The DTC did not consider these provided “reasonable excuse”, but he accepted that there was a genuine intent to run the services and that the reasons, such as the non-delivery of the newly purchased buses and the problems associated with the ticketing machines, amounted to mitigating circumstances.

Regarding the gap in the paperwork between February 2022 and August 2022, while he had accepted that there was communication from the CLU to the operator, the absence of documentary proof amounted to some mitigation for him failing to make the correct application on the correct prescribed forms until August 2022.

The actions and communications from Mr Jones paid insufficient regard to the bus users in the local community. The fact that he placed signs on bus stops stating “Street Buses have (sic) temporarily suspended all services with immediate effect” provided little assistance
or solace to members of the public seeking to rely on those bus services.

In warning Mr Jones about his future conduct as an operator and Transport Manager, the DTC said that he took account of a failure to comply with an undertaking to provide an independent audit on compliance systems by 13 September 2022.

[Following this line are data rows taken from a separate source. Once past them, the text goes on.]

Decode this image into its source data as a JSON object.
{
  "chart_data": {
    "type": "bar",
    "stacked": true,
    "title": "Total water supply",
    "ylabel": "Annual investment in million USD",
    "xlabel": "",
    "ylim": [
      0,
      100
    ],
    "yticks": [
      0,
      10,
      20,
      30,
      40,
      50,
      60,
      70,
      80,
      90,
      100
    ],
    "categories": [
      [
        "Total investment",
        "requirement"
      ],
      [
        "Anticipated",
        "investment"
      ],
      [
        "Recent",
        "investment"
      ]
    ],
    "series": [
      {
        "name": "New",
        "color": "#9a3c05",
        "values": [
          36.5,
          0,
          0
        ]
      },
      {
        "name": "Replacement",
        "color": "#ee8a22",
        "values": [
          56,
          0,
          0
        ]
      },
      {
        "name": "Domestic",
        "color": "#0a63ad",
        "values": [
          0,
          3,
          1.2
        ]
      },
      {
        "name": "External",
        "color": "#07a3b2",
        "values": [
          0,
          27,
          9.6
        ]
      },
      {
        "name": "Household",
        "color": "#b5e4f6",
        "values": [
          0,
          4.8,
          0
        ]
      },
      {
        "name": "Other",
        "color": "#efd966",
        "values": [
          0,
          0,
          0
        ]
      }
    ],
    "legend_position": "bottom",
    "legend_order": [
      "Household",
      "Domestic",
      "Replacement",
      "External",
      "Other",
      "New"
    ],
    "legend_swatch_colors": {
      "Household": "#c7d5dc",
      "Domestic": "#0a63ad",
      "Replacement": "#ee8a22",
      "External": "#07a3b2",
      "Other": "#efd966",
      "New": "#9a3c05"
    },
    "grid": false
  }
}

Mr Jones needed to demonstrate that he could work effectively within a regulated industry. It was his responsibility to see that formal applications were made on the prescribed forms within correct timescales. Similarly, communications need to be timely, relevant and manageable, and that had not been evidenced; for example, in the large file of documents brought along on the morning of the Public Inquiry.